LovePosted by Eskil Tue, August 23, 2011 22:08:07
The value of money doesn't scale linearly with how much you have. You see, some dollars are worth more then others. Having more gives you more negotiation leverage, it gives you economy of scale and means that the things we all have to pay can be covered by a smaller part of your income. The plane ticket to go to a city to sign a million dollar deal, is not any less expensive then a plane ticket you needed to go sign a billion dollar deal. The natural state of any unregulated economy is to give the rich a slight advantage proportionally to the poor. Sure, any one can win or loose, but like in a casino, this slight advantage will over a long enough time scale make sure the house always wins. You could say that "fair" as in equal for all, isn't fair at all. A worker earning half as much as an other will have less then half the financial freedom since they both need to pay for the same number of meals each day.
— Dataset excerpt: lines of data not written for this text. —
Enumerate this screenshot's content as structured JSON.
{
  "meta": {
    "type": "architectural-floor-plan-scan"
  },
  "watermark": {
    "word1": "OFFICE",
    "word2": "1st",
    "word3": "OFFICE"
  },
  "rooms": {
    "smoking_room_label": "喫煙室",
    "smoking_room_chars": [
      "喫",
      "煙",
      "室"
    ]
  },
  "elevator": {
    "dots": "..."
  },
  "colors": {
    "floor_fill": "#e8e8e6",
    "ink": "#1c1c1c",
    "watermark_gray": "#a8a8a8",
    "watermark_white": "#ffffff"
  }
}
For a brief point in time in the 20th century, this imbalance was reversed and it led to the greatest development our history has ever seen. With the industrial revolution, the rich needed people to fill the factories, and that empowered the poor. Threw legislation, strikes, unionization, and the fear of communist revolt, the poor where able to negotiate a bigger peace of the cake and become richer. This new middle class created a vast new group of consumers that made it even more profitable for the rich to start more companies and hire more people. Everyone benefited.
However, the rich took a good look at their books and found that their main expenditure was the workers. Using machines, effectivization, and out sourcing they where able to cut that costs significantly. If one or a few companies do this it wont matter much, but if all of them do, there will not be enough consumers. Everyone wants someone else to pay their workers enough to buy the stuff we make, but no one wants to pay their own. Every country wants to export their way out of any problem hoping there is some other country who still pays their people enough to buy what ever we make. With such effective means of production, and with so few who can buy, all attention has turned to sales through marketing, branding, and PR. Making stuff is easy, its finding someone who wants it that is hard. Sales is the bureaucracy of capitalism, and our level of bureaucracy has long past any other system.
With no one to buy, what are the rich to do? If there aren't enough people to buy what is already made, why make something new? The only people who can afford to buy something expensive enough, for a rich person to bother to get out of bed is someone else who is rich. But what can you sell to someone who already has everything? The answer is value. Increases in value, side steps the messy business of actually doing something, and requires only that you can find others who agree that what you own is worth more then what you bought it for. Since nothing "real" can be worth enough to fulfill the trading needs of the very rich, they will eventually either invent something to trade, or over value real assets, leading to a value bubble.
It makes sense to invest in something large rather then something small, so the very existence of the ability to buy stock in an existing enterprise discourages investment in new ones. Who in their right mind would bet on something unproven and small, when they can just as well push a button to buy in to something already proven to be the most successful venture ever? And just to be clear, buying stock is most of the time not to invest in the company, but to give your money to the previous owner of the stock. Venture capital becomes fringe pet projects rather then the back bone of investment. As all rich fight over the few and large we get yet another bubble.
The last three decades, the rich have also tried to make up for the consumer defect by lending the money they can not spend to the government and the poor, to keep them consuming, but now Its leading to a disaster for the rich as well as the poor. Like any other bubble, it does eventually burst.
The further the gap between the few and the many, the inherently less stable the economy gets.
Can we repeat the success of the mid 20th century? Can we uninvent our effectivization? No, Why should we? The fact that increases in productivity has made a significant portion of our population redundant, is a huge victory for mankind. We just need a economic system that recognizes this victory and no longer requires everyone to justify their right to a dignified life through work. The economic system should not try to create business, but rather create customers for the things we need. Then business will flourish by it self. And lets be honest, the work deficit, has never been about things not needing to be done, but rather our economic systems failure to support what needs to be done. Why are we all fighting to make customers happy, when most customers already are? Shouldn't we solve problems that haven't bean solved? We don't need yet another home appliance, in fact out planet can hardly afford the ones we have, but that doesn't say there are no things left to do.
A recognition of the fundamental economical imbalance and what it leads to, should inform our political action. Corporations should have a progressive tax code just like people, and investment that goes to fund actual development, should be taxed lower then asset profits. We should not let the rich have any more then what they know what to do with, because beyond that point bubbles will emerge. The awesome computational power we have today, should make it possible to create a substantially more complex tax system without making it harder to use. Lets fill the customer deficit, by getting done the things we need to make the world a better place, rather then trying to make us buy things we don't need. Our victory over production should afford us to embrace everyones well being.
Some say we shouldn't punish success, but who says the future success will come form the rich? The future may not require the masses, but we will only find the few we need in the masses. Giving as many people as possible the chance to try and fail, is therefor paramount through education, encouragement and financial security for all.